The equation of the normal line to \(y=\sin x + \cos x\) at \(x=\pi\) is \(y = x - \pi + 1\).

Step-by-step solution

Find the derivative of the function

The derivative of the function \(y=\sin x + \cos x\) is \(y'=\cos x - \sin x\). This gives the slope of the tangent line at any point on the curve.

Evaluate the derivative at \(x=\pi\)

Substitute \(x=\pi\) into the derivative to find the slope of the tangent line at \(x=\pi\). This gives \(y'(\pi)=\cos \pi - \sin \pi = -1 - 0 = -1\).

Find the negative reciprocal of the slope

The slope of the normal line is the negative reciprocal of the slope of the tangent line. Therefore, the slope of the normal line is -(-1) = 1.
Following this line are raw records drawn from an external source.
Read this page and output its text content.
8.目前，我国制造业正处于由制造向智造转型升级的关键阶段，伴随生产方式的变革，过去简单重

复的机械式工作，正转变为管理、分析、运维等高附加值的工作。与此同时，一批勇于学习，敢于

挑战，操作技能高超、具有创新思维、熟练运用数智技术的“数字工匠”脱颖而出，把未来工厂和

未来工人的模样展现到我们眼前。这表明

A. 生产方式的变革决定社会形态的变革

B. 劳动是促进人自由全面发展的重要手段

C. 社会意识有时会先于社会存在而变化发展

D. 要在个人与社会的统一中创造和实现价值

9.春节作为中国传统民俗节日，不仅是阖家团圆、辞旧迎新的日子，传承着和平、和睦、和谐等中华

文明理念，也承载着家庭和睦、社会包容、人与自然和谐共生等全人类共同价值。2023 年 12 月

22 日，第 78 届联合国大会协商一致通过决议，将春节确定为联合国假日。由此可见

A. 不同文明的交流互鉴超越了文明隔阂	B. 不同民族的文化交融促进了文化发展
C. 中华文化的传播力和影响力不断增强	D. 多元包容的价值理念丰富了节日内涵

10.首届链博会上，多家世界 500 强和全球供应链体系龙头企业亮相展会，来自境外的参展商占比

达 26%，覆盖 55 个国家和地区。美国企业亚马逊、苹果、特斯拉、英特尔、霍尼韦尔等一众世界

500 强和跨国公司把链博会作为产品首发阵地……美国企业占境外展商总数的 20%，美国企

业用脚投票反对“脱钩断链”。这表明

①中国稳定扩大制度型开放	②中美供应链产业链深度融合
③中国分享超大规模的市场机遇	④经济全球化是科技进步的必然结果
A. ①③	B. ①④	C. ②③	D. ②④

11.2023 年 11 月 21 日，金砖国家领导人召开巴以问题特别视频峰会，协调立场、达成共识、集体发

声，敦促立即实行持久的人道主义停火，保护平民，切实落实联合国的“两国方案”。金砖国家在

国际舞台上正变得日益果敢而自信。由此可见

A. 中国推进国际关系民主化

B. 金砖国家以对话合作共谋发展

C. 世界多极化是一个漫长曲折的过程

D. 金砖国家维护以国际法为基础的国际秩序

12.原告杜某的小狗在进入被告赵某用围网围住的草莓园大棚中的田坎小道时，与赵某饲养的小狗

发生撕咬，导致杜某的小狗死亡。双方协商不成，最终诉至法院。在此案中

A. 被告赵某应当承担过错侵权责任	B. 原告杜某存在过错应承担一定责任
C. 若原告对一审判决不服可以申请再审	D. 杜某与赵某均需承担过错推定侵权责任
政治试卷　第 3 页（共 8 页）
Use the point-slope form to find the equation of the normal line

The point-slope form of a line is \(y - y1 = m(x - x1)\), where \(m\) is the slope and \((x1, y1)\) is a point on the line. The point on the line is \(\pi, \sin \pi + \cos \pi = \pi, -1\). Hence, the equation of the normal line is \(y - (-1) = 1(x - \pi)\), which simplifies to \(y = x - \pi + 1\).